As of 2014, "both sides," says Husick, "have become remarkably more sophisticated in how they use social media to engage with the rest of the world."
That's what they're doing. They're not speaking to their own people. As Christopher Harper, professor of journalism at Temple University, says, social media "inflame people from both sides about what they already believe - whether they are Jews or Palestinians." Nor are they speaking to each other. This is a social-media war for world opinion.
Thus, @IDF posts the blog "What if Terrorists Could Shoot This Rocket in Your Country," in which you enter your zip code and learn that Hamas rockets could reach from Philadelphia to York, or New York. Thus, Hamas sends a text message - warning or frightening - to half a million Israelis, telling of rocket attacks.
Michael Serazio, associate professor of communications at Fairfield University in Connecticut, says that, from Matthew Brady's photos of Civil War battlefields to the Vietnam War in U.S. living rooms via the nightly news, media accounts of war "collapse the time and space of experiencing distant events," making war ever more immediate and accessible. "And each time a new technology emerges," he says, "it seems to bring us closer and closer to the front." Since anyone can publish a tweet or post, Israel, Hamas, and their supporters can push professional journalists out of the way and shape the story.
Husick says 24/7 media scrutiny affects how this conflict is run. "There's no doubt each side crafts its war strategy based on global reaction," he says. "And that's how new media bring pressure to bear. If you'd had 24/7 coverage of this type back in 1914, the First World War could never have been fought."
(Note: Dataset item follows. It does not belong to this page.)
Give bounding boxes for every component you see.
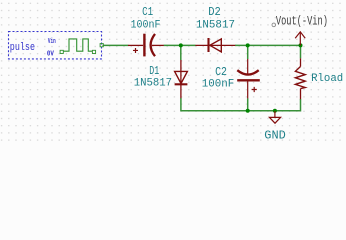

Plus, there's a psychological affect on all of us, says Serazio: "Our orientation to these conflicts undoubtedly changes, because the way we know something (and what we value about it) is dependent on the means by which it is communicated to us."
Each campaign has a theme. Israel's is "We are under threat, but we are showing patience and restraint, using only pinpoint-accurate strikes" - a theme Husick calls "totally lacking in emotional resonance." The Hamas message is far more visceral. The now-familiar (and much-questioned) pictures of bloody corpses and smoking neighborhoods, Husick says, "paints the Israelis as an unfeeling, inhuman, slaughtering occupation force." A YouTube video by the Palestinian National Authority tells supporters how best to use social media. (For example: Always use the phrase innocent civilians.)
Smaller, outgunned, hemmed-in Hamas leverages sympathy for the underdog. "Gaza has an especially willing ear in Europe," says Husick, and it has had success in getting hashtags like #SaveGaza and #GazaUnderAttack to trend worldwide. Meanwhile, with overwhelming tech and personpower superiority, Israel is at a permanent PR disadvantage. Thus, the pings and pushes of Red Alert Israel.
The real war is of steel and fire, flesh and blood. But with an eye on the outside world, Israel and Hamas fight a painfully self-conscious war for control of the story on social media. In that war, too, so far there are no winners.